Season Two of Nashville starts tonight at 10pm on ABC, and if you care about shows with strong women creators and shows created and run by women, you need to support this show. The women are everywhere. We were able to have a short phone chat with Callie yesterday, on the eve of season two.
Women and Hollywood: I’m so excited for the show to come back. I really feel
it resonates with women especially me and my friends. Are you feeling the love?
Callie Khouri: I was talking about it last night night with the guy who
plays Deacon. He said: “I think we are the smart
people’s soap.” We don’t want to be a
soap, so we try to keep it
as real as we possible can.
WaH: What is different for you this year as the creator?
CK: This year we are ahead.
Last year we stumbled out of the gate just figuring out what the show
was with ABC. There were some difference
in opinions on scripts and so we got behind and we were just really playing
catch up all year long. Once you are
behind a certain amount you can’t get caught up so it was always a bit of a
fire drill.
WaH: What did you learn from year one?
CK: Several things. One, were were really surprised at how well we could have Hayden (Panettiere) straddle the line
between being absolutely intolerably bad and
so heartbreaking that you kind of forgave her for everything. I was really surprised at how well that
worked. You are always a little
worried. You don’t want your characters
to be all bad or all good. Two, it’s such a
new world for me, television, that it’s just interesting trying to you have to
think long term and short term at the same time. It’s really fun to take characters on these
long journeys.
WaH: What will be different this year for you and the show?
CK: I think we are still finding our pace. We have some episodes where so much stuff happens
and we have other episodes that are quieter and there is more emotional
stuff. But I think we are finding our
comfort level.
WaH: Talk a little about the work divide between you and Dee
Johnson the showrunner.
CK: She does the writers room in LA, I am more in
Nashville. When I am in LA I am in the
writers room and in post. But I am in Nashville more than she is. The writers are in LA, we shoot in Nashville.
WaH: One of the comments from last year is that you created a
show with women writers and directors and it seemed really organic.
CK: Yes.
WaH: Did you get any pressure from the network saying that you
had too many women?
CK: No. I don’t think
anybody is ever going to say that to me. Of
all the things I am likely to hear, that is low on the list.

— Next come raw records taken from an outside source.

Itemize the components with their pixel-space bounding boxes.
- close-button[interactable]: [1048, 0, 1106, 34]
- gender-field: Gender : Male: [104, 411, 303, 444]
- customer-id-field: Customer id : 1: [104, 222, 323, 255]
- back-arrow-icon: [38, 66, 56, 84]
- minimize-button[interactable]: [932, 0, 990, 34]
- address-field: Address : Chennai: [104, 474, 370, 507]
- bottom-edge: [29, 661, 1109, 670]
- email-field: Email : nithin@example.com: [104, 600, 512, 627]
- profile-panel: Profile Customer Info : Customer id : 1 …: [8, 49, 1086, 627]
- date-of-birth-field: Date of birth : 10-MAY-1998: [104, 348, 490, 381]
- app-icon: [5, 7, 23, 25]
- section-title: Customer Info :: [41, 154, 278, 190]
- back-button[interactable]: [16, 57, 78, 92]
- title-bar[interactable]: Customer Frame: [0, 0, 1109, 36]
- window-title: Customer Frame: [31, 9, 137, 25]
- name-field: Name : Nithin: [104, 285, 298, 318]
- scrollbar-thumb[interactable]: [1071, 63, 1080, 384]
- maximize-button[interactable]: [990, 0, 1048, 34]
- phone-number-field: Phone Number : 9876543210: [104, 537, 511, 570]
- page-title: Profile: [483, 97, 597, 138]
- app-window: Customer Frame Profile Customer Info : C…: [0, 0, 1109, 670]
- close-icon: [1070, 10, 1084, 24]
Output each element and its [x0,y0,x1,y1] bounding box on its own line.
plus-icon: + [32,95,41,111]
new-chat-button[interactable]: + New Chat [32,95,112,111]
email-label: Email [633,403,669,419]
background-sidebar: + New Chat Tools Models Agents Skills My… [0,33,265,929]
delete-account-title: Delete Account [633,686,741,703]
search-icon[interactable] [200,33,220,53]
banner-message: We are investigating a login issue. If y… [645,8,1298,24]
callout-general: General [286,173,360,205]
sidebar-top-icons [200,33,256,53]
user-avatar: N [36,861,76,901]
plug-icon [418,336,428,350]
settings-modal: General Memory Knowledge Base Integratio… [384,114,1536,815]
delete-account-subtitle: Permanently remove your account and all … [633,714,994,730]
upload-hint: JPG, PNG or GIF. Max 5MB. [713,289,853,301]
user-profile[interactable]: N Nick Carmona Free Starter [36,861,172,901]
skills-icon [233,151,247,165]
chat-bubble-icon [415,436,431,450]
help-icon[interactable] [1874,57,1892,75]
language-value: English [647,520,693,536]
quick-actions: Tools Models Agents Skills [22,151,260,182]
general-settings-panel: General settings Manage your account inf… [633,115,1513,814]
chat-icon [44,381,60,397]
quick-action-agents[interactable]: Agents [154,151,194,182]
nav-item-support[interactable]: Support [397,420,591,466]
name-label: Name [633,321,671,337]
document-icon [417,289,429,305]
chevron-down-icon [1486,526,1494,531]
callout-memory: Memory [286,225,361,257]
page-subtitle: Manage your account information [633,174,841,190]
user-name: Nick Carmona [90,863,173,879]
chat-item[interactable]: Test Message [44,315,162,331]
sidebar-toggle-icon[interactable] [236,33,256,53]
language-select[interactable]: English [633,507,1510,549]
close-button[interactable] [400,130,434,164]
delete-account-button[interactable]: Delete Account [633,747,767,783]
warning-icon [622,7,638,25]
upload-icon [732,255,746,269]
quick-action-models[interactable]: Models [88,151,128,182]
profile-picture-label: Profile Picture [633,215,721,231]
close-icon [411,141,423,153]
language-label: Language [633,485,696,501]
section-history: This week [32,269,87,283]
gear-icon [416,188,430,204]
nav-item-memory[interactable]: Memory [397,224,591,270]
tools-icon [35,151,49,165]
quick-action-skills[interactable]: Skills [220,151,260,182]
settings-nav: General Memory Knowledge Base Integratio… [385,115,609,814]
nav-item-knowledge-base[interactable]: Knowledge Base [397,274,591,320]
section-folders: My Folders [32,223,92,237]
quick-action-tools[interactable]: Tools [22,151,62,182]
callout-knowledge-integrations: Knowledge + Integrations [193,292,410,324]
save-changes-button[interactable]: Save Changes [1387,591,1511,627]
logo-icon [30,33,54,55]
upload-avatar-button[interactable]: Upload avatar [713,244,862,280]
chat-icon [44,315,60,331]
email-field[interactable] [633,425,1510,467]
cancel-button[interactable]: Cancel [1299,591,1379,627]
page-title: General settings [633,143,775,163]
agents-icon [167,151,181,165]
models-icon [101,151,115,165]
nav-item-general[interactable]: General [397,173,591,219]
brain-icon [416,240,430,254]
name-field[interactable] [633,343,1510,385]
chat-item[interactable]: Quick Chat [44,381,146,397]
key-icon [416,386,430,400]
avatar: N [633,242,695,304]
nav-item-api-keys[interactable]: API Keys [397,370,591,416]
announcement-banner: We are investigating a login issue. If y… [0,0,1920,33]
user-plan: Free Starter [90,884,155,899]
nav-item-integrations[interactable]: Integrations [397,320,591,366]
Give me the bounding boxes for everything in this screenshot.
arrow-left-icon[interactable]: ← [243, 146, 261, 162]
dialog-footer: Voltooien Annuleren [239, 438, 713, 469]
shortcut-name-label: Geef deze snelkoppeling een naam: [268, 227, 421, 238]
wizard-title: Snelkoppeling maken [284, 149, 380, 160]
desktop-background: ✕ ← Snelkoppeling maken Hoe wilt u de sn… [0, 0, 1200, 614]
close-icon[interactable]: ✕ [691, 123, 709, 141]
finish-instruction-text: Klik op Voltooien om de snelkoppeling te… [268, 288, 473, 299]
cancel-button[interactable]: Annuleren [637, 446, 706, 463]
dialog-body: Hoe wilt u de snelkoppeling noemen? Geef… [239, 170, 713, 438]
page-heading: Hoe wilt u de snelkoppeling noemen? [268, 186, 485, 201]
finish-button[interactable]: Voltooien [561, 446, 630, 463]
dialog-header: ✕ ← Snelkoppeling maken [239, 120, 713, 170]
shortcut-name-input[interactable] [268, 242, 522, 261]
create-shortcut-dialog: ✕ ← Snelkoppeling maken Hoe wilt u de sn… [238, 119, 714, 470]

WaH: Will we still see lots of women behind the scenes this
season?
CK: Yes. We have the same ratio of men this year, the guys that we
lost we replaced with guys, the same goes for women. We have three male writers and seven women
including Dee (I might be leaving someone out.)
WaH: It’s not that hard to have women work on TV shows, is it?
CK: No. It’s perfectly
natural. Everyone is very experienced. We had a lot of women directors and it’s
never been an issue. Gender has never
been an issue. We’ve never had a problem
because we’ve had a “woman” anything.
WaH: I saw that you directed the finale last season. Was that the first episode you directed?
CK: Yes. It was the first
one I had time to direct. I directed
episode 2 this year and I am getting ready to direct another one.
WaH: What is it like to direct something that you have created?
CK: It’s really fun.
First of all, it’s kind of like a vacation for me and the actors. We get to really hang out, really spend
time. It’s like there is one thing
removed. Usually I am here, I am
involved, and I am talking with the director. When I am directing we have a fantastic
shorthand. I love it. It is really fun. I am having so much fun doing this show.
WaH: Were you surprised that the music took off in such a big
way?
CK: No. That was part of
the reason I felt good about making the show here. There is so much great music here in Nashville. There is just so much that I felt like if we
can find a way to get that music out to the world the show will survive. Country radio is country radio. They do what they do. We are doing something else. We are not trying to make our songs big hits
on country music.
WaH: What are you doing now that T-Bone Burnett (her husband) is
not longer working regularly on the show?
CK: We replaced him with Buddy Miller who worked on the show
last year. He is old friend of T-Bone’s and is an old friend of mine.
Seamless. There is nobody like
T-Bone, there is certainly nobody better.
I tell you that if I wouldn’t have been able to get T-Bone — and I knew I
was only going to get him for a season because he is too busy and this takes up way too
much time. If I wouldn’t have been able
to get T-Bone, Buddy would have been the next person I would have gone to. I am really thrilled.
WaH: What should we be excited for onscreen this season?
CK: We have some new characters and performers. Rayna’s divorced now and her love life is as
complicated as a person’s could be, and yet her relationship with Deacon because
of Maddy knowing now that he is her father, she is not able to just say ok, well we tried that and
that didn’t work. That’s going to tie
them in a way that neither one of them expected.